Loading launchSettings.json

Loading launchSettings.json from the test project would take all environment variables from the specified profile. There would be two options:

--launch-settings  (default: Properties/launchSettings.json)
--launch-settings-profile (default: <projectName>)

These options would have no short for. It is tempting to do -l and -p but the first one is taken by logger, and the second one would be more suited for Project, or Platform if there is such option in the future.

dotnet test
dotnet test --launch-settings-profile Debugging
dotnet test --launch-settings launchSettings.special.json
dotnet test --launch-settings launchSettings.special.json --launch-settings-profile Debugging

This would take the launchsettings from the given profile and add the variables to the ones that are already defined. Then all the env variables would be accessible in the test.

It would NOT clean the environment, and only use the variables from the file. This is how it currently works as well. All env variables from the system, and possibly extra ones taken from Visual Studio, are available in the test.

Combining this with --environment, the launch settings would be added first and then the variables defined by --environment option.

This assumes that each csproj is loaded into it's own process is that true for dotnet core @AbhitejJohn ? I did some experiments that confirmed it, but maybe there are some edge cases.

Should there also be an option to ignore launch settings?

Run multiple test sets on a single machine

This should be a non-issue, as long the test sets are running in their own processes, because the environment variables are set per process. You could run into problem where the second process gets both ENV1 and ENV2, but that is how the OS works, and it can be solved not setting the env variable in the current process, but rather by starting the process via ProcessStartInfo & Process, and setting the env variables just for the new process as shown above.

SET ENV1=1
dotnet test

SET ENV2=2
dotnet test

nohwnd avatar Jan 27 '20 15:01 nohwnd

This assumes that each csproj is loaded into it's own process is that true for dotnet core @AbhitejJohn ? I did some experiments that confirmed it, but maybe there are some edge cases.

That is correct.

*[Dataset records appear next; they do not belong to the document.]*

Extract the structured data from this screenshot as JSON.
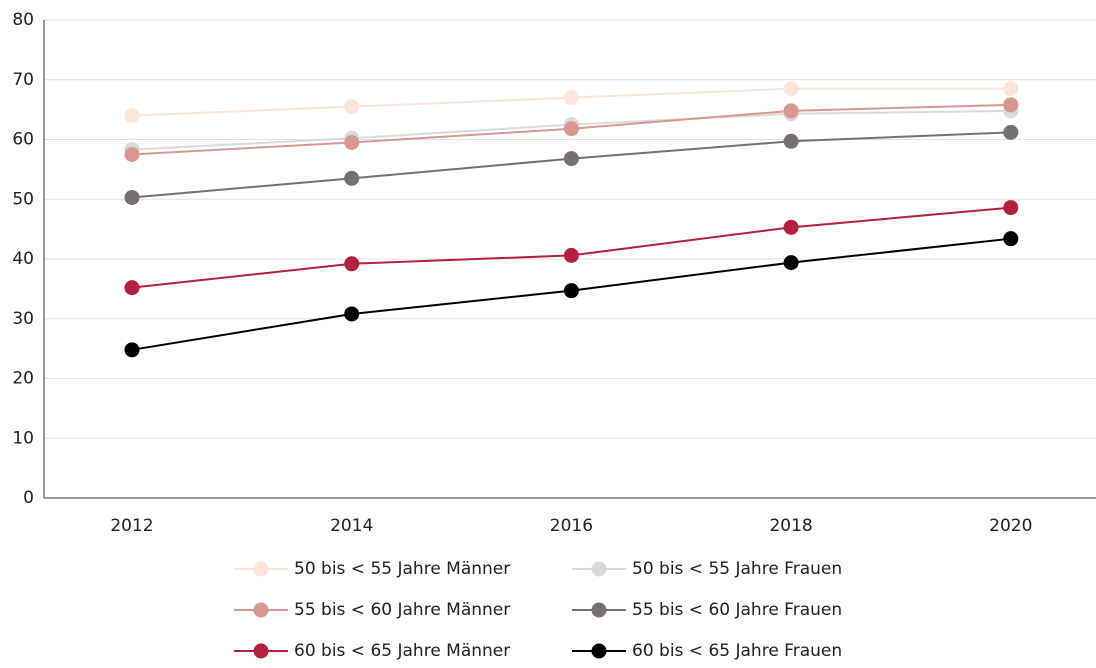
{
  "chart_data": {
    "type": "line",
    "categories": [
      "2012",
      "2014",
      "2016",
      "2018",
      "2020"
    ],
    "series": [
      {
        "name": "50 bis < 55 Jahre Männer",
        "color": "#fbe4da",
        "values": [
          64,
          65.5,
          67,
          68.5,
          68.5
        ]
      },
      {
        "name": "50 bis < 55 Jahre Frauen",
        "color": "#d9d9d9",
        "values": [
          58.3,
          60.2,
          62.5,
          64.3,
          64.8
        ]
      },
      {
        "name": "55 bis < 60 Jahre Männer",
        "color": "#da9690",
        "values": [
          57.5,
          59.5,
          61.8,
          64.8,
          65.8
        ]
      },
      {
        "name": "55 bis < 60 Jahre Frauen",
        "color": "#767171",
        "values": [
          50.3,
          53.5,
          56.8,
          59.7,
          61.2
        ]
      },
      {
        "name": "60 bis < 65 Jahre Männer",
        "color": "#b5203f",
        "values": [
          35.2,
          39.2,
          40.6,
          45.3,
          48.6
        ]
      },
      {
        "name": "60 bis < 65 Jahre Frauen",
        "color": "#000000",
        "values": [
          24.8,
          30.8,
          34.7,
          39.4,
          43.4
        ]
      }
    ],
    "ylim": [
      0,
      80
    ],
    "yticks": [
      0,
      10,
      20,
      30,
      40,
      50,
      60,
      70,
      80
    ],
    "grid": true,
    "legend": "bottom"
  }
}
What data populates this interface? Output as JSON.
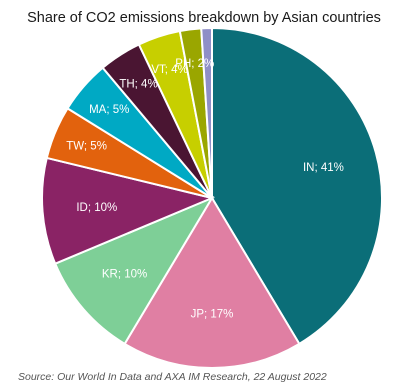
{
  "chart_data": {
    "type": "pie",
    "title": "Share of CO2 emissions breakdown by Asian countries",
    "slices": [
      {
        "name": "IN",
        "label": "IN; 41%",
        "value": 41,
        "color": "#0b6e78"
      },
      {
        "name": "JP",
        "label": "JP; 17%",
        "value": 17,
        "color": "#e07fa3"
      },
      {
        "name": "KR",
        "label": "KR; 10%",
        "value": 10,
        "color": "#7ecf97"
      },
      {
        "name": "ID",
        "label": "ID; 10%",
        "value": 10,
        "color": "#8a2365"
      },
      {
        "name": "TW",
        "label": "TW; 5%",
        "value": 5,
        "color": "#e2620d"
      },
      {
        "name": "MA",
        "label": "MA; 5%",
        "value": 5,
        "color": "#00a9c4"
      },
      {
        "name": "TH",
        "label": "TH; 4%",
        "value": 4,
        "color": "#4a1532"
      },
      {
        "name": "VT",
        "label": "VT; 4%",
        "value": 4,
        "color": "#c7cf00"
      },
      {
        "name": "PH",
        "label": "PH; 2%",
        "value": 2,
        "color": "#9aa600"
      },
      {
        "name": "",
        "label": "",
        "value": 1,
        "color": "#8f8fc7"
      }
    ]
  },
  "source": "Source: Our World In Data and AXA IM Research, 22 August 2022"
}
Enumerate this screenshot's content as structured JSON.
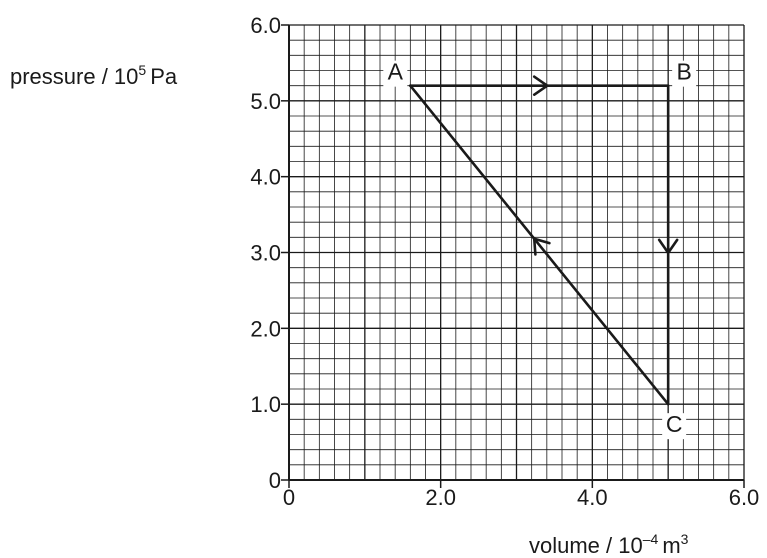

Link.

AbhitejJohn avatar Jan 30 '20 02:01 AbhitejJohn

Note to self: Use --launch-profile name for the parameter, dotnet run uses it.

nohwnd avatar Mar 30 '20 07:03 nohwnd

This is partly done. It's possible to pass environment variables into the dotnet test command via the --environment parameter with https://github.com/dotnet/sdk/pull/13436. --launch-profile support is on hold for the time being because it's part of the dotnet run command and needs some more development by its owners; we'll implement the support on the dotnet test after the work is done.

Haplois avatar Dec 01 '20 15:12 Haplois

.runsettings is supposed to have an XML section for environment variables, and while Microsoft has documented that, it doesn't seem to work, and I find almost nothing on it:

A unit test in this repository has:

 var runsettingsXml = @"<RunSettings>
                          <RunConfiguration>
                            <EnvironmentVariables>
                              <RANDOM_PATH>C:\temp</RANDOM_PATH>
                            </EnvironmentVariables>
                          </RunConfiguration>
                        </RunSettings>";

but that gives me:

TpTrace Warning: 0 : 12628, 4, 2021/03/11, 16:23:38.052, 270394899679, testhost.dll, Invalid settings 'RunConfiguration'. Unexpected XmlElement: 'EnvironmentVariables'.

Thoughts? I want something that runs in Visual Studio as well as something I can run in Jenkins.